Chris Caskey, The Union Democrat

The Tuolumne County Board of Supervisors on Tuesday approved a final budget for the county that has changed considerably since the fiscal plan was initially proposed.

The approximately $144.7 million budget represents more than $9.6 million more in spending than the proposed budget that was rolled out in June, with most of the increase attributed to new costs associated with the Rim Fire, public works projects rolled over from last year and some unexpected increases in state and federal funding.

And even as the supervisors adopt a final budget, they expressed concerns that revenues and expenses will likely still change this year as fallout from the catastrophic fire continues.

"It is very appropriate for us to believe that we will have ... unanticipated expenses and unanticipated revenue loss resulting from the fire, and we need to factor that in," Supervisor Sherri Brennan said.

It is still unknown to what extent state and federal programs will help with fire-related damage, including long-term flooding or infrastructure damage in and around the burn area.

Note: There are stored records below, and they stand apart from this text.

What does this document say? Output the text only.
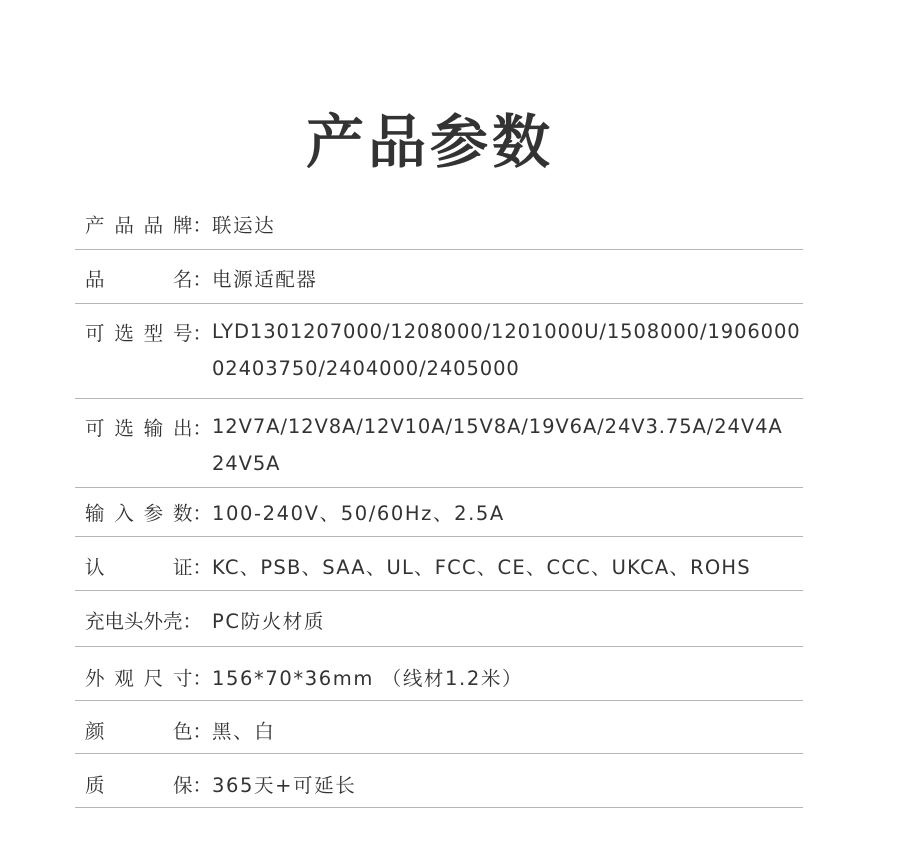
产品参数
产 品 品 牌： 联运达
品	名： 电源适配器
可 选 型 号： LYD1301207000/1208000/1201000U/1508000/1906000
02403750/2404000/2405000
可 选 输 出： 12V7A/12V8A/12V10A/15V8A/19V6A/24V3.75A/24V4A
24V5A
输 入 参 数： 100-240V、50/60Hz、2.5A
认	证： KC、PSB、SAA、UL、FCC、CE、CCC、UKCA、ROHS
充电头外壳： PC防火材质
外 观 尺 寸： 156*70*36mm （线材1.2米）
颜	色： 黑、白
质	保： 365天+可延长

And the fire's impact on local businesses, as well as the impact of the ongoing closure of Yosemite National Park and other federal lands, will likely show itself as the year goes on with lower-than-usual revenues from sales tax and lodging tax.

So far, all but about $28,000 of the around $1.45 million in fire recovery costs have been covered by federal grants or donations. And the budget projections show about $275,000 less in estimated income from the tourism-driven occupancy tax on hotel rooms, campgrounds and other lodging.

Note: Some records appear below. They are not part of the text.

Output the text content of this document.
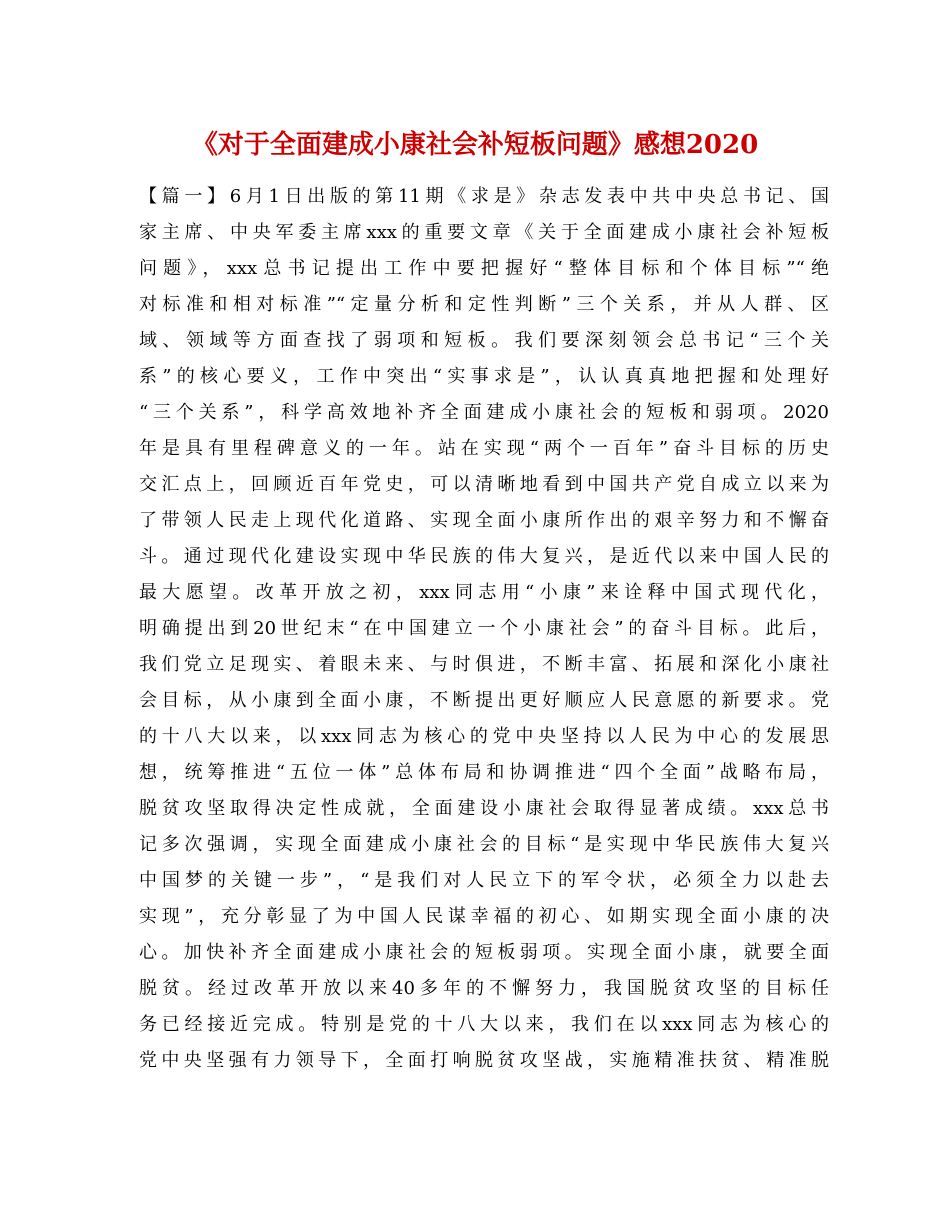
《对于全面建成小康社会补短板问题》感想2020
【篇一】6月1日出版的第11期《求是》杂志发表中共中央总书记、国
家主席、中央军委主席xxx的重要文章《关于全面建成小康社会补短板
问题》，xxx总书记提出工作中要把握好“整体目标和个体目标”“绝
对标准和相对标准”“定量分析和定性判断”三个关系，并从人群、区
域、领域等方面查找了弱项和短板。我们要深刻领会总书记“三个关
系”的核心要义，工作中突出“实事求是”，认认真真地把握和处理好
“三个关系”，科学高效地补齐全面建成小康社会的短板和弱项。2020
年是具有里程碑意义的一年。站在实现“两个一百年”奋斗目标的历史
交汇点上，回顾近百年党史，可以清晰地看到中国共产党自成立以来为
了带领人民走上现代化道路、实现全面小康所作出的艰辛努力和不懈奋
斗。通过现代化建设实现中华民族的伟大复兴，是近代以来中国人民的
最大愿望。改革开放之初，xxx同志用“小康”来诠释中国式现代化，
明确提出到20世纪末“在中国建立一个小康社会”的奋斗目标。此后，
我们党立足现实、着眼未来、与时俱进，不断丰富、拓展和深化小康社
会目标，从小康到全面小康，不断提出更好顺应人民意愿的新要求。党
的十八大以来，以xxx同志为核心的党中央坚持以人民为中心的发展思
想，统筹推进“五位一体”总体布局和协调推进“四个全面”战略布局，
脱贫攻坚取得决定性成就，全面建设小康社会取得显著成绩。xxx总书
记多次强调，实现全面建成小康社会的目标“是实现中华民族伟大复兴
中国梦的关键一步”，“是我们对人民立下的军令状，必须全力以赴去
实现”，充分彰显了为中国人民谋幸福的初心、如期实现全面小康的决
心。加快补齐全面建成小康社会的短板弱项。实现全面小康，就要全面
脱贫。经过改革开放以来40多年的不懈努力，我国脱贫攻坚的目标任
务已经接近完成。特别是党的十八大以来，我们在以xxx同志为核心的
党中央坚强有力领导下，全面打响脱贫攻坚战，实施精准扶贫、精准脱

"As I sit here today, we really won't know until we go through another quarter at least" about the tax revenue impacts from the fire, County Administrator Craig Pedro said.

The county is also still in contract talks with multiple bargaining units, and the contract agreements could also affect the bottom line as the year goes on.

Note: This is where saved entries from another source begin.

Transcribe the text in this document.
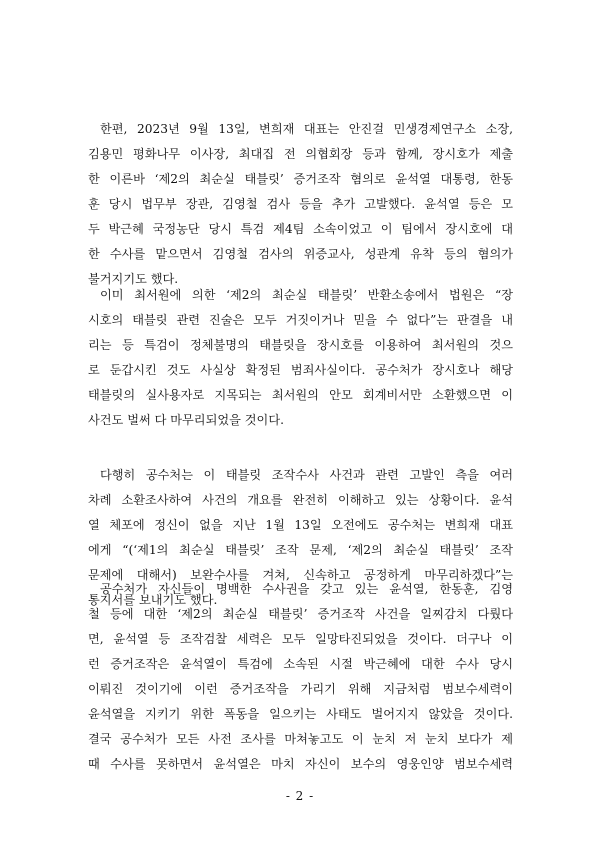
한편, 2023년 9월 13일, 변희재 대표는 안진걸 민생경제연구소 소장,
김용민 평화나무 이사장, 최대집 전 의협회장 등과 함께, 장시호가 제출
한 이른바 ‘제2의 최순실 태블릿’ 증거조작 혐의로 윤석열 대통령, 한동
훈 당시 법무부 장관, 김영철 검사 등을 추가 고발했다. 윤석열 등은 모
두 박근혜 국정농단 당시 특검 제4팀 소속이었고 이 팀에서 장시호에 대
한 수사를 맡으면서 김영철 검사의 위증교사, 성관계 유착 등의 혐의가
불거지기도 했다.
이미 최서원에 의한 ‘제2의 최순실 태블릿’ 반환소송에서 법원은 “장
시호의 태블릿 관련 진술은 모두 거짓이거나 믿을 수 없다”는 판결을 내
리는 등 특검이 정체불명의 태블릿을 장시호를 이용하여 최서원의 것으
로 둔갑시킨 것도 사실상 확정된 범죄사실이다. 공수처가 장시호나 해당
태블릿의 실사용자로 지목되는 최서원의 안모 회계비서만 소환했으면 이
사건도 벌써 다 마무리되었을 것이다.
다행히 공수처는 이 태블릿 조작수사 사건과 관련 고발인 측을 여러
차례 소환조사하여 사건의 개요를 완전히 이해하고 있는 상황이다. 윤석
열 체포에 정신이 없을 지난 1월 13일 오전에도 공수처는 변희재 대표
에게 “(‘제1의 최순실 태블릿’ 조작 문제, ‘제2의 최순실 태블릿’ 조작
문제에 대해서) 보완수사를 겨쳐, 신속하고 공정하게 마무리하겠다”는
통지서를 보내기도 했다.
공수처가 자신들이 명백한 수사권을 갖고 있는 윤석열, 한동훈, 김영
철 등에 대한 ‘제2의 최순실 태블릿’ 증거조작 사건을 일찌감치 다뤘다
면, 윤석열 등 조작검찰 세력은 모두 일망타진되었을 것이다. 더구나 이
런 증거조작은 윤석열이 특검에 소속된 시절 박근혜에 대한 수사 당시
이뤄진 것이기에 이런 증거조작을 가리기 위해 지금처럼 범보수세력이
윤석열을 지키기 위한 폭동을 일으키는 사태도 벌어지지 않았을 것이다.
결국 공수처가 모든 사전 조사를 마쳐놓고도 이 눈치 저 눈치 보다가 제
때 수사를 못하면서 윤석열은 마치 자신이 보수의 영웅인양 범보수세력
- 2 -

The board every year approves a recommended budget typically in June, but holds off on its final budget approval usually until September so it can reflect state and federal spending. This year's final budget is about six weeks later than normal because of the catastrophic Rim Fire. The fire accounts for a large portion of the increase in expected spending.

Along with the $1.45 million in Rim Fire costs reflected in the budget, the majority of the increase over the June plan is due to $1.6 million more in revenues from a mixture of departmental savings and higher-than-expected state and federal funds and $4.2 million in increased road construction costs because of delays in major projects initially scheduled for the 2012-13 fiscal year.

With that approximately $1.6 million in what Pedro described as "one-time funds," supervisors decided on the following uses: $1 million to go toward a new jail that will be set aside in a trust fund, $4,500 toward the local historical society and museum, $100,000 to fund an environmental review for the county's General Fund update, $7,000 for a software update, $45,000 toward the Tuolumne County Arts Alliance, $7,500 toward the Mother Lode Fair, $20,000 to put cameras in Courthouse Square and the remainder into contingencies.

The adopted budget reflects a 7.7 percent increase over last year's adopted budget of $134.48 million but only a little more than 1.25 percent overall increase in personnel.

In other news, the county Board of Supervisors:

• Chose to sponsor a Tuolumne Utilities District proposal to improve the Gibbs Estate sewer system, a Tuolumne City Sanitary Planning project, the local food bank and a housing stabilization program and Meals on Wheels in its application for grant funding to the Community Development Block Grant program. Funded by the federal government but administered through the state, the CDBG is an annual grant for communities that is supposed to focus on low-income communities.

• Authorized an application by Dollar General to place a large, internally lit monument sign in front of a store planned for Highway 108 in Jamestown.

• Voted to apply for up to $20 million from the state to go toward a new county jail.